Vivere la Pasqua settimanale
Siamo freschi di celebrazioni pasquali. Ne abbiamo ancora la felice eco nel cuore e nelle orecchie. Ma la Pasqua è un avvenimento che si rinnova settimanalmente: il giorno dopo il sabato fa rivivere a tutta la comunità cristiana il grande avvenimento accaduto appunto quel “giorno dopo il sabato”: la risurrezione del Signore.
Il modo tipico e caratterizzante questo giorno è la celebrazione dell’Eucaristia: “Annunziamo la tua morte, Signore; proclamiamo la tua risurrezione...”. Vedo gente alla Messa della domenica, ma so benissimo che altrettanta gente non vive la Pasqua settimanale in modo cristiano. Dipende dalla nostra cultura che è chiamata “dell’autonomia”: l’uomo d’oggi pensa di essere autosufficiente, di non aver bisogno di Dio, perciò non avverte l’esigenza di aprirsi al mistero al termine di una settimana.
La nostra è la “cultura del frammento”: l’uomo d’oggi si esprime in tanti piccoli gesti slegati e talvolta contradditori, perciò fa fatica ad accettare il giudizio di una parola di Dio che progetta lunghi spazi e che propone una visione unitaria dell’esistenza e una coerenza morale.
La nostra è la “cultura senza memoria”: ha perso l’importanza e la bellezza della tradizione, il valore del passato che dà supporto al presente; si esprime in gesti effimeri, senza radice e senza germogli. Come può entusiasmarsi di fronte alla memoria di fatti di duemila anni fa, che hanno pur tuttavia una risonanza nel presente?

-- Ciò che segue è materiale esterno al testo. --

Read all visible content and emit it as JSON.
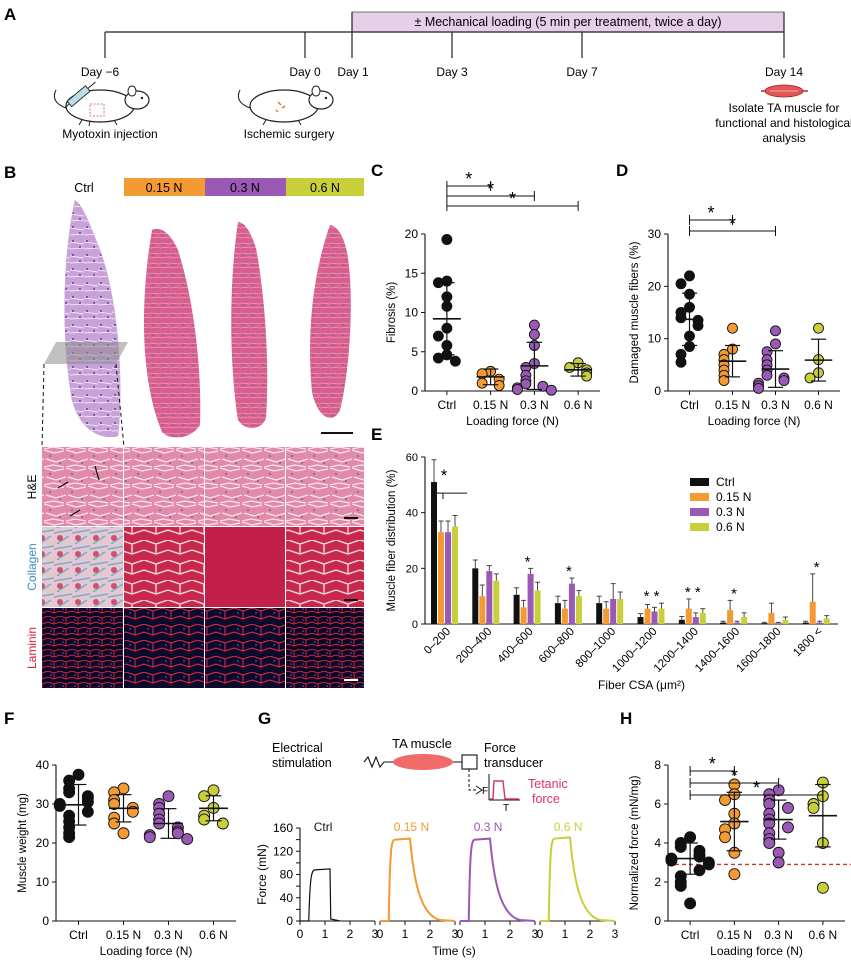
{
  "colors": {
    "ctrl": "#111111",
    "f015": "#f39a32",
    "f03": "#9b59b6",
    "f06": "#c8cf3a",
    "loading_band": "#e8cfe9",
    "tetanic": "#d6336c",
    "muscle": "#f26b6b",
    "threshold": "#c0392b"
  },
  "panel_a": {
    "letter": "A",
    "loading_band": "± Mechanical loading (5 min per treatment, twice a day)",
    "days": [
      "Day −6",
      "Day 0",
      "Day 1",
      "Day 3",
      "Day 7",
      "Day 14"
    ],
    "captions": {
      "myotoxin": "Myotoxin injection",
      "ischemic": "Ischemic surgery",
      "isolate": [
        "Isolate TA muscle for",
        "functional and histological",
        "analysis"
      ]
    }
  },
  "panel_b": {
    "letter": "B",
    "groups": [
      "Ctrl",
      "0.15 N",
      "0.3 N",
      "0.6 N"
    ],
    "rows": [
      "H&E",
      "Collagen",
      "Laminin"
    ]
  },
  "panel_letters": {
    "c": "C",
    "d": "D",
    "e": "E",
    "f": "F",
    "g": "G",
    "h": "H"
  },
  "chart_data": [
    {
      "panel": "C",
      "type": "scatter",
      "ylabel": "Fibrosis (%)",
      "xlabel": "Loading force (N)",
      "categories": [
        "Ctrl",
        "0.15 N",
        "0.3 N",
        "0.6 N"
      ],
      "ylim": [
        0,
        20
      ],
      "yticks": [
        "0",
        "5",
        "10",
        "15",
        "20"
      ],
      "means": [
        9.2,
        1.8,
        3.2,
        2.7
      ],
      "sd": [
        4.6,
        1.0,
        3.0,
        0.8
      ],
      "points": [
        [
          19.3,
          14.0,
          13.8,
          12.0,
          10.8,
          8.0,
          7.0,
          5.8,
          4.6,
          4.2,
          3.8
        ],
        [
          2.5,
          2.2,
          1.5,
          1.0,
          0.7
        ],
        [
          8.4,
          7.2,
          5.8,
          3.5,
          3.0,
          2.0,
          1.3,
          0.9,
          0.6,
          0.4,
          0.2,
          0.1
        ],
        [
          3.6,
          3.0,
          2.7,
          2.3,
          1.9
        ]
      ],
      "significance": [
        {
          "from": 0,
          "to": 1,
          "label": "*"
        },
        {
          "from": 0,
          "to": 2,
          "label": "*"
        },
        {
          "from": 0,
          "to": 3,
          "label": "*"
        }
      ]
    },
    {
      "panel": "D",
      "type": "scatter",
      "ylabel": "Damaged muscle fibers (%)",
      "xlabel": "Loading force (N)",
      "categories": [
        "Ctrl",
        "0.15 N",
        "0.3 N",
        "0.6 N"
      ],
      "ylim": [
        0,
        30
      ],
      "yticks": [
        "0",
        "10",
        "20",
        "30"
      ],
      "means": [
        13.7,
        5.7,
        4.2,
        5.9
      ],
      "sd": [
        5.0,
        3.0,
        3.5,
        4.0
      ],
      "points": [
        [
          22.0,
          20.5,
          18.5,
          16.0,
          15.0,
          14.0,
          13.5,
          12.5,
          10.5,
          8.5,
          7.0,
          5.5
        ],
        [
          12.0,
          8.0,
          7.0,
          6.0,
          5.0,
          4.0,
          3.0,
          2.0
        ],
        [
          11.5,
          9.0,
          7.5,
          6.0,
          5.0,
          4.0,
          3.0,
          2.5,
          2.0,
          1.5,
          1.0,
          0.5
        ],
        [
          12.0,
          6.0,
          3.5,
          2.5
        ]
      ],
      "significance": [
        {
          "from": 0,
          "to": 1,
          "label": "*"
        },
        {
          "from": 0,
          "to": 2,
          "label": "*"
        }
      ]
    },
    {
      "panel": "E",
      "type": "bar",
      "ylabel": "Muscle fiber distribution (%)",
      "xlabel": "Fiber CSA (μm²)",
      "ylim": [
        0,
        60
      ],
      "yticks": [
        "0",
        "20",
        "40",
        "60"
      ],
      "categories": [
        "0–200",
        "200–400",
        "400–600",
        "600–800",
        "800–1000",
        "1000–1200",
        "1200–1400",
        "1400–1600",
        "1600–1800",
        "1800 <"
      ],
      "series": [
        {
          "name": "Ctrl",
          "values": [
            51,
            20,
            10.5,
            7.5,
            7.5,
            2.5,
            1.5,
            0.5,
            0.3,
            0.5
          ],
          "err": [
            8,
            3,
            2.5,
            2.5,
            2.5,
            1.2,
            1.2,
            0.5,
            0.3,
            0.5
          ]
        },
        {
          "name": "0.15 N",
          "values": [
            33,
            10,
            6,
            5.5,
            5.5,
            5.5,
            5.5,
            5,
            4,
            8
          ],
          "err": [
            4,
            4,
            2.5,
            3,
            2.5,
            1.5,
            3.5,
            3.5,
            3.5,
            10
          ]
        },
        {
          "name": "0.3 N",
          "values": [
            33,
            19,
            18,
            14.5,
            9,
            4.5,
            2.5,
            0.5,
            0.3,
            0.5
          ],
          "err": [
            4,
            2,
            2,
            2,
            5.5,
            1.5,
            1.5,
            0.5,
            0.3,
            0.5
          ]
        },
        {
          "name": "0.6 N",
          "values": [
            35,
            15.5,
            12,
            10,
            9,
            5.5,
            4,
            2.5,
            1.5,
            2
          ],
          "err": [
            4,
            2.5,
            3,
            2,
            2.5,
            2,
            1.5,
            1.5,
            1,
            1
          ]
        }
      ],
      "legend": [
        "Ctrl",
        "0.15 N",
        "0.3 N",
        "0.6 N"
      ],
      "stars": [
        {
          "cat": 0,
          "label": "*"
        },
        {
          "cat": 2,
          "label": "*"
        },
        {
          "cat": 3,
          "label": "*"
        },
        {
          "cat": 5,
          "label": "* *"
        },
        {
          "cat": 6,
          "label": "* *"
        },
        {
          "cat": 7,
          "label": "*"
        },
        {
          "cat": 9,
          "label": "*"
        }
      ]
    },
    {
      "panel": "F",
      "type": "scatter",
      "ylabel": "Muscle weight (mg)",
      "xlabel": "Loading force (N)",
      "categories": [
        "Ctrl",
        "0.15 N",
        "0.3 N",
        "0.6 N"
      ],
      "ylim": [
        0,
        40
      ],
      "yticks": [
        "0",
        "10",
        "20",
        "30",
        "40"
      ],
      "means": [
        29.8,
        28.9,
        25.0,
        28.9
      ],
      "sd": [
        5.2,
        3.5,
        3.8,
        3.2
      ],
      "points": [
        [
          37.5,
          36.0,
          34.0,
          33.0,
          32.0,
          31.5,
          30.5,
          30.0,
          29.5,
          28.0,
          27.0,
          25.5,
          24.0,
          22.5,
          21.5
        ],
        [
          34.0,
          33.0,
          31.0,
          30.0,
          29.0,
          28.0,
          26.5,
          25.0,
          22.5
        ],
        [
          32.0,
          30.0,
          29.0,
          27.5,
          26.0,
          25.0,
          24.0,
          23.0,
          22.5,
          22.0,
          21.5,
          21.0
        ],
        [
          33.5,
          32.0,
          29.0,
          27.0,
          26.0,
          25.0
        ]
      ]
    },
    {
      "panel": "G",
      "type": "line",
      "ylabel": "Force (mN)",
      "xlabel": "Time (s)",
      "ylim": [
        0,
        160
      ],
      "yticks": [
        "0",
        "20",
        "40",
        "60",
        "80",
        "100",
        "120",
        "140",
        "160"
      ],
      "xticks": [
        "0",
        "1",
        "2",
        "3"
      ],
      "traces": [
        {
          "name": "Ctrl",
          "plateau": 88
        },
        {
          "name": "0.15 N",
          "plateau": 140
        },
        {
          "name": "0.3 N",
          "plateau": 140
        },
        {
          "name": "0.6 N",
          "plateau": 142
        }
      ],
      "schematic": {
        "stimulation": [
          "Electrical",
          "stimulation"
        ],
        "muscle": "TA muscle",
        "transducer": [
          "Force",
          "transducer"
        ],
        "tetanic": [
          "Tetanic",
          "force"
        ],
        "f": "F",
        "t": "T"
      }
    },
    {
      "panel": "H",
      "type": "scatter",
      "ylabel": "Normalized force (mN/mg)",
      "xlabel": "Loading force (N)",
      "categories": [
        "Ctrl",
        "0.15 N",
        "0.3 N",
        "0.6 N"
      ],
      "ylim": [
        0,
        8
      ],
      "yticks": [
        "0",
        "2",
        "4",
        "6",
        "8"
      ],
      "means": [
        3.2,
        5.1,
        5.2,
        5.4
      ],
      "sd": [
        0.8,
        1.5,
        1.0,
        1.6
      ],
      "threshold": 2.9,
      "points": [
        [
          4.3,
          4.0,
          3.8,
          3.6,
          3.4,
          3.3,
          3.2,
          3.1,
          3.0,
          2.9,
          2.6,
          2.3,
          2.0,
          1.8,
          0.9
        ],
        [
          7.0,
          6.5,
          6.2,
          5.5,
          5.0,
          4.7,
          4.3,
          3.5,
          2.4
        ],
        [
          6.7,
          6.5,
          6.2,
          6.0,
          5.8,
          5.5,
          5.2,
          5.0,
          4.8,
          4.5,
          4.2,
          4.0,
          3.5,
          3.0
        ],
        [
          7.1,
          6.4,
          6.0,
          5.8,
          4.0,
          1.7
        ]
      ],
      "significance": [
        {
          "from": 0,
          "to": 1,
          "label": "*"
        },
        {
          "from": 0,
          "to": 2,
          "label": "*"
        },
        {
          "from": 0,
          "to": 3,
          "label": "*"
        }
      ]
    }
  ]
}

La nostra è la “cultura del fare” e non recepisce il messaggio di un rito che presuppone che dal “fare” si deve passare a capire “l’essere” e più ancora “l’amare”. Il concetto stesso di riposo festivo urta con la mentalità produttivistica.

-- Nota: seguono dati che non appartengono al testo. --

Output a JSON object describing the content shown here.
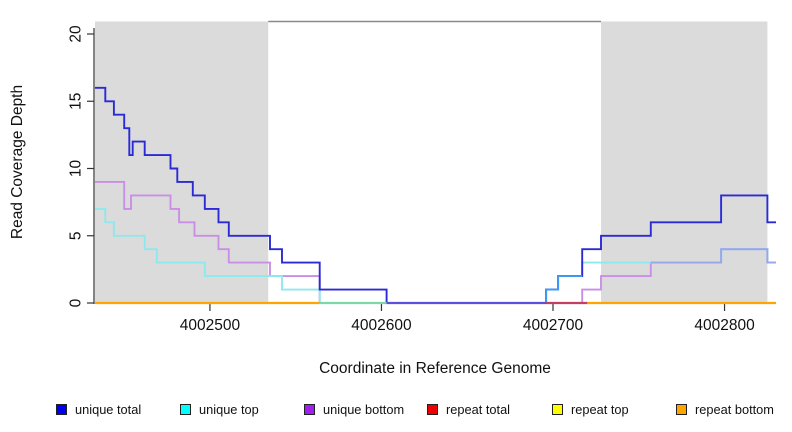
{
  "figure": {
    "y_axis": {
      "label": "Read Coverage Depth",
      "ticks": [
        0,
        5,
        10,
        15,
        20
      ]
    },
    "x_axis": {
      "label": "Coordinate in Reference Genome",
      "ticks": [
        4002500,
        4002600,
        4002700,
        4002800
      ]
    },
    "legend": [
      {
        "label": "unique total",
        "color": "#0000EE"
      },
      {
        "label": "unique top",
        "color": "#00FFFF"
      },
      {
        "label": "unique bottom",
        "color": "#A020F0"
      },
      {
        "label": "repeat total",
        "color": "#EE0000"
      },
      {
        "label": "repeat top",
        "color": "#FFFF00"
      },
      {
        "label": "repeat bottom",
        "color": "#FFA500"
      }
    ]
  },
  "chart_data": {
    "type": "line",
    "step_interpolation": "hv",
    "title": "",
    "xlabel": "Coordinate in Reference Genome",
    "ylabel": "Read Coverage Depth",
    "xlim": [
      4002433,
      4002830
    ],
    "ylim": [
      0,
      21
    ],
    "x_ticks": [
      4002500,
      4002600,
      4002700,
      4002800
    ],
    "y_ticks": [
      0,
      5,
      10,
      15,
      20
    ],
    "grid": false,
    "legend_position": "bottom",
    "shaded_regions": [
      {
        "name": "repeat-region-left",
        "from": 4002433,
        "to": 4002534,
        "fill": "#DBDBDB"
      },
      {
        "name": "repeat-region-right",
        "from": 4002728,
        "to": 4002825,
        "fill": "#DBDBDB"
      }
    ],
    "gap_border": {
      "from": 4002534,
      "to": 4002728,
      "color": "#8A8A8A"
    },
    "series": [
      {
        "name": "repeat total",
        "legend_color": "#EE0000",
        "line_color": "#DD0000",
        "steps": [
          [
            4002433,
            0
          ]
        ],
        "end": 4002830
      },
      {
        "name": "repeat top",
        "legend_color": "#FFFF00",
        "line_color": "#FFEE00",
        "steps": [
          [
            4002433,
            0
          ]
        ],
        "end": 4002830
      },
      {
        "name": "repeat bottom",
        "legend_color": "#FFA500",
        "line_color": "#FFA500",
        "steps": [
          [
            4002433,
            0
          ]
        ],
        "end": 4002830
      },
      {
        "name": "unique bottom",
        "legend_color": "#A020F0",
        "line_color": "#C98FE6",
        "steps": [
          [
            4002433,
            9
          ],
          [
            4002450,
            7
          ],
          [
            4002454,
            8
          ],
          [
            4002477,
            7
          ],
          [
            4002482,
            6
          ],
          [
            4002491,
            5
          ],
          [
            4002505,
            4
          ],
          [
            4002511,
            3
          ],
          [
            4002535,
            2
          ],
          [
            4002564,
            0
          ],
          [
            4002717,
            1
          ],
          [
            4002728,
            2
          ],
          [
            4002757,
            3
          ],
          [
            4002798,
            4
          ],
          [
            4002825,
            3
          ]
        ],
        "end": 4002830
      },
      {
        "name": "unique top",
        "legend_color": "#00FFFF",
        "line_color": "#8DE9EC",
        "steps": [
          [
            4002433,
            7
          ],
          [
            4002439,
            6
          ],
          [
            4002444,
            5
          ],
          [
            4002462,
            4
          ],
          [
            4002469,
            3
          ],
          [
            4002497,
            2
          ],
          [
            4002542,
            1
          ],
          [
            4002564,
            0
          ],
          [
            4002696,
            1
          ],
          [
            4002703,
            2
          ],
          [
            4002717,
            3
          ],
          [
            4002798,
            4
          ],
          [
            4002825,
            3
          ]
        ],
        "end": 4002830
      },
      {
        "name": "unique total",
        "legend_color": "#0000EE",
        "line_color": "#2B2BD6",
        "steps": [
          [
            4002433,
            16
          ],
          [
            4002439,
            15
          ],
          [
            4002444,
            14
          ],
          [
            4002450,
            13
          ],
          [
            4002453,
            11
          ],
          [
            4002455,
            12
          ],
          [
            4002462,
            11
          ],
          [
            4002477,
            10
          ],
          [
            4002481,
            9
          ],
          [
            4002490,
            8
          ],
          [
            4002497,
            7
          ],
          [
            4002505,
            6
          ],
          [
            4002511,
            5
          ],
          [
            4002535,
            4
          ],
          [
            4002542,
            3
          ],
          [
            4002564,
            1
          ],
          [
            4002603,
            0
          ],
          [
            4002696,
            1
          ],
          [
            4002703,
            2
          ],
          [
            4002717,
            4
          ],
          [
            4002728,
            5
          ],
          [
            4002757,
            6
          ],
          [
            4002798,
            8
          ],
          [
            4002825,
            6
          ]
        ],
        "end": 4002830
      }
    ],
    "overlap_segments": [
      {
        "name": "unique-total-top-overlap",
        "color": "#3E9AF5",
        "steps": [
          [
            4002696,
            0
          ],
          [
            4002696,
            1
          ],
          [
            4002703,
            2
          ]
        ],
        "end": 4002717
      },
      {
        "name": "unique-top-bottom-overlap",
        "color": "#98A6EC",
        "steps": [
          [
            4002757,
            3
          ],
          [
            4002798,
            4
          ],
          [
            4002825,
            3
          ]
        ],
        "end": 4002830
      }
    ],
    "zero_line_segments": [
      {
        "from": 4002433,
        "to": 4002564,
        "color": "#FFA500"
      },
      {
        "from": 4002564,
        "to": 4002603,
        "color": "#7CD8A8"
      },
      {
        "from": 4002603,
        "to": 4002696,
        "color": "#5B50DC"
      },
      {
        "from": 4002696,
        "to": 4002720,
        "color": "#C23E62"
      },
      {
        "from": 4002720,
        "to": 4002830,
        "color": "#FFA500"
      }
    ]
  }
}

Pensiamo alla civiltà della catena di montaggio che misconosce la domenica e finisce per smontare l’uomo. Ovviamente che non vive la messa non vive la Pasqua settimanale. Non la vive bene però anche chi considera la celebrazione eucaristica come una specie di tassa settimanale da pagare (col prevalere della mentalità utilitaristica: se ci sono due feste vicine paghi uno e prendi due!) e chi non accetta la benché minima dose di sacrificio per programmare il giorno festivo in riferimento alla Messa alla quale si vuole partecipare con la propria famiglia e nella propria comunità parrocchiale.
La Domenica è giorno della Famiglia e giorno dell’apertura della famiglia alla comunità. Se si vive l’esperienza dell’Eucaristia in questa ottica e con queste intenzioni è facile raggiungere questi obiettivi familiari e comunitari. Non lo può essere invece se la domenica è un giorno come tutti, con qualche ora in più di sonno, con un’abbuffata più solenne, con qualche ora di “nervi tesi” in coda ad una colonna di automobili... collocando la Messa in un “buco” della giornata. Se si vuole che la Domenica ridiventi veramente il giorno del Signore e il Signore dei giorni, la gente che non va a Messa dovrà ritornarci; quella che va tanto per andarci, riempiendo un buco di tempo altrimenti non utilizzabile, deve andarci come al vertice della giornata e della settimana. Allora diventa davvero una Pasqua settimanale: tante cose che si spengono o si attutiscono nella terribile routine della settimana, riprendono vita e smalto in questo ripetersi di risurrezione.